The company’s main customers are wholesalers and manufacturers of bakery and confectionery, both across Russia, where it represents a 3 per cent share of the total flour market, and in Eastern Europe and Central Asia.
The company expects the dampening unit to be up and running by the end of this month, increasing wheat flour output by 1000 tonnes a year. Grain dampening equipment is designed to deal with fluctuations in moisture levels and enable the production of better quality flour, with improved whiteness and gluten quality.
PAVA’s public relations manager Yulia Chebotareva told BakeryandSnacks.com: “The installation is firstly to increase the quality of the product and the quality of our high-grade flour facility. We expect to increase our processing capacity by 37 to 40 tonnes of grain per day, increasing product output by 0.5 per cent.”
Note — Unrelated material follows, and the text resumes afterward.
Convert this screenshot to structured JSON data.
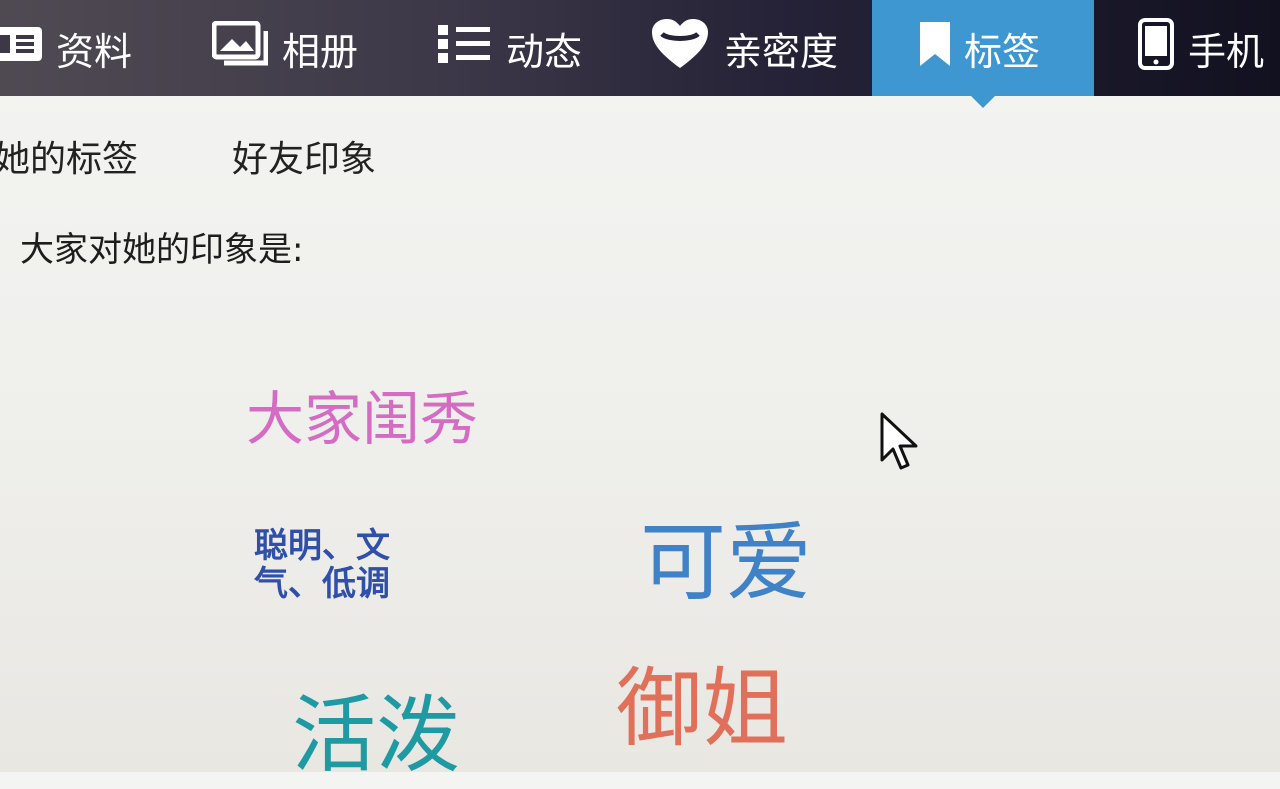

PAVA runs three mills across Russia, currently producing a total of 360,000 tonnes of wheat flour each year. The Rebrikha mill at Barnaul, in the Altay Territory, has the largest grain processing capability, at 750 tonnes per day.
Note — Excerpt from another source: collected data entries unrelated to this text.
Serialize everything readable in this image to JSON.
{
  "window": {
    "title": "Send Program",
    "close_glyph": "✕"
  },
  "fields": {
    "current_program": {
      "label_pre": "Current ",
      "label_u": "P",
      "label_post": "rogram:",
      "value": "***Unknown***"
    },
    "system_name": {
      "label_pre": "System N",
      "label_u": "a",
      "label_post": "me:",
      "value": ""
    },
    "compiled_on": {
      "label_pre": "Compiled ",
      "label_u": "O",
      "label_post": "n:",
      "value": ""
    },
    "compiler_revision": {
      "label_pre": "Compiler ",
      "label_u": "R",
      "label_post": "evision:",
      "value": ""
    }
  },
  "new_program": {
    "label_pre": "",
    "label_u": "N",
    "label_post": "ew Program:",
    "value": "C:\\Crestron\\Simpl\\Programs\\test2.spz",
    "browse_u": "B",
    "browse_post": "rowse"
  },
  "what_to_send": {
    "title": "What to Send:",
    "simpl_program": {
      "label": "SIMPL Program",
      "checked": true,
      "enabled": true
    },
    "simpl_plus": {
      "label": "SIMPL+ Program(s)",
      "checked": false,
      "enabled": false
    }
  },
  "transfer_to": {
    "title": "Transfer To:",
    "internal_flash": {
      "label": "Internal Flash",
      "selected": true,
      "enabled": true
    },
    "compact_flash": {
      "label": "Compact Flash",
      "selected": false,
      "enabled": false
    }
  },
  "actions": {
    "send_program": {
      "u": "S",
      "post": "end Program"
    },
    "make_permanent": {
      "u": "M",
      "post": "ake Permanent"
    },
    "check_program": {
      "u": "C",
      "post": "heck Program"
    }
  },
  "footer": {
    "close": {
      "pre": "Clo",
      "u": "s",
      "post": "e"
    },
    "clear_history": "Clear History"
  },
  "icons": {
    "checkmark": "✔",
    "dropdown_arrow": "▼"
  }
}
The installation of similar equipment at its other mills earlier this year – at Mikhailovsky, also in the Altay Territory, and Achinsk, in the Krasnoyarsk Territory - increased output by 5 per cent, but the company’s aim now is to expand its production of high-value products. It hopes to export up to 18 per cent of its total flour production this year – or 55,000 tonnes.
“We expect the investment to pay back in a month,” said Chebotareva, “The new unit allows us to stabilise moisture levels, increase productivity, improve output of high-grade flour and increase the amount of selected semolina and extra-grade flour.”
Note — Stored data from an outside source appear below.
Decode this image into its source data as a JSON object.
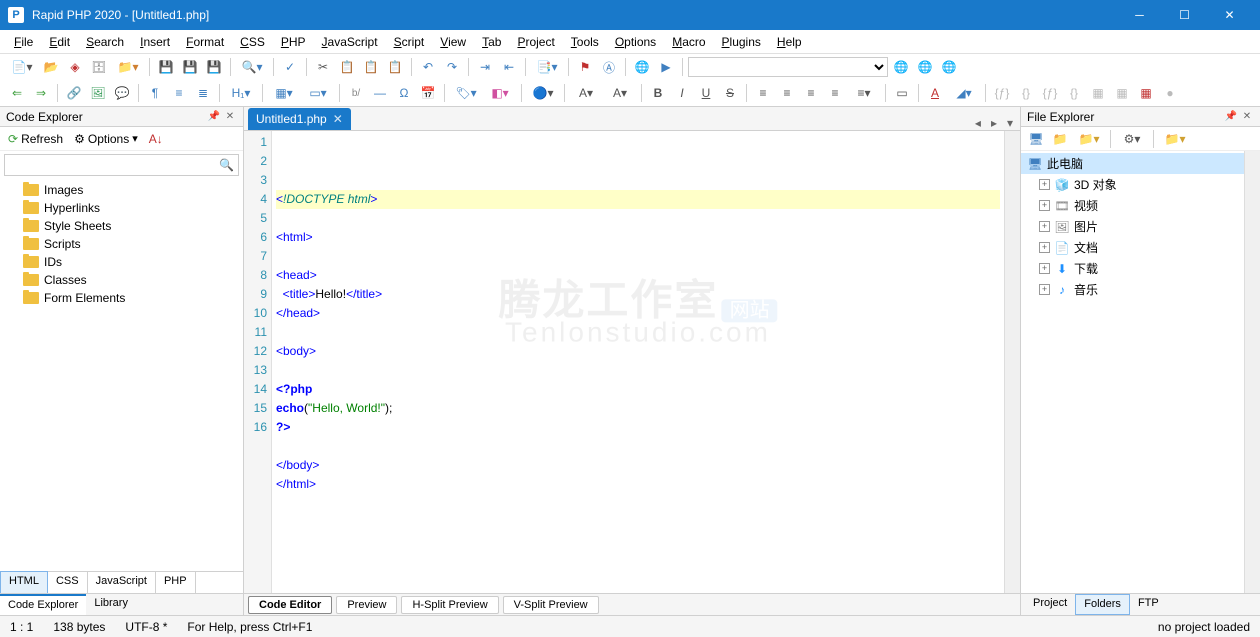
{
  "window": {
    "title": "Rapid PHP 2020 - [Untitled1.php]",
    "app_icon_letter": "P"
  },
  "menu": [
    "File",
    "Edit",
    "Search",
    "Insert",
    "Format",
    "CSS",
    "PHP",
    "JavaScript",
    "Script",
    "View",
    "Tab",
    "Project",
    "Tools",
    "Options",
    "Macro",
    "Plugins",
    "Help"
  ],
  "left_panel": {
    "title": "Code Explorer",
    "refresh": "Refresh",
    "options": "Options",
    "items": [
      "Images",
      "Hyperlinks",
      "Style Sheets",
      "Scripts",
      "IDs",
      "Classes",
      "Form Elements"
    ],
    "lang_tabs": [
      "HTML",
      "CSS",
      "JavaScript",
      "PHP"
    ],
    "bottom_tabs": [
      "Code Explorer",
      "Library"
    ]
  },
  "doc_tab": "Untitled1.php",
  "code_lines": [
    {
      "n": "1",
      "html": "<span class='tag'>&lt;</span><span class='doctype'>!DOCTYPE html</span><span class='tag'>&gt;</span>",
      "hl": true
    },
    {
      "n": "2",
      "html": ""
    },
    {
      "n": "3",
      "html": "<span class='tag'>&lt;html&gt;</span>"
    },
    {
      "n": "4",
      "html": ""
    },
    {
      "n": "5",
      "html": "<span class='tag'>&lt;head&gt;</span>"
    },
    {
      "n": "6",
      "html": "  <span class='tag'>&lt;title&gt;</span><span class='text'>Hello!</span><span class='tag'>&lt;/title&gt;</span>"
    },
    {
      "n": "7",
      "html": "<span class='tag'>&lt;/head&gt;</span>"
    },
    {
      "n": "8",
      "html": ""
    },
    {
      "n": "9",
      "html": "<span class='tag'>&lt;body&gt;</span>"
    },
    {
      "n": "10",
      "html": ""
    },
    {
      "n": "11",
      "html": "<span class='php-tag'>&lt;?php</span>"
    },
    {
      "n": "12",
      "html": "<span class='kw'>echo</span>(<span class='str'>\"Hello, World!\"</span>);"
    },
    {
      "n": "13",
      "html": "<span class='php-tag'>?&gt;</span>"
    },
    {
      "n": "14",
      "html": ""
    },
    {
      "n": "15",
      "html": "<span class='tag'>&lt;/body&gt;</span>"
    },
    {
      "n": "16",
      "html": "<span class='tag'>&lt;/html&gt;</span>"
    }
  ],
  "editor_tabs": [
    "Code Editor",
    "Preview",
    "H-Split Preview",
    "V-Split Preview"
  ],
  "right_panel": {
    "title": "File Explorer",
    "root": "此电脑",
    "items": [
      {
        "icon": "🧊",
        "label": "3D 对象"
      },
      {
        "icon": "🎞",
        "label": "视频"
      },
      {
        "icon": "🖼",
        "label": "图片"
      },
      {
        "icon": "📄",
        "label": "文档"
      },
      {
        "icon": "⬇",
        "label": "下载",
        "color": "#1e90ff"
      },
      {
        "icon": "♪",
        "label": "音乐",
        "color": "#1e90ff"
      }
    ],
    "tabs": [
      "Project",
      "Folders",
      "FTP"
    ]
  },
  "watermark": {
    "line1": "腾龙工作室",
    "badge": "网站",
    "line2": "Tenlonstudio.com"
  },
  "status": {
    "pos": "1 : 1",
    "size": "138 bytes",
    "encoding": "UTF-8 *",
    "help": "For Help, press Ctrl+F1",
    "project": "no project loaded"
  }
}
This latest machinery is part of a larger modernisation programme at PAVA, which included installing a new complex for receiving and drying grain at Rebrikha and upgrading its grain cleaning equipment at all three mills in March. Last month, the company also announced that it plans to open a grain fractionation plant in 2010, for the production of wheat gluten, starches and syrups.
Apart from its commercial sales, PAVA has also collaborated with the United Nations within the framework of the World Food Programme, exporting vitamin-enriched flour to developing countries for the past two years.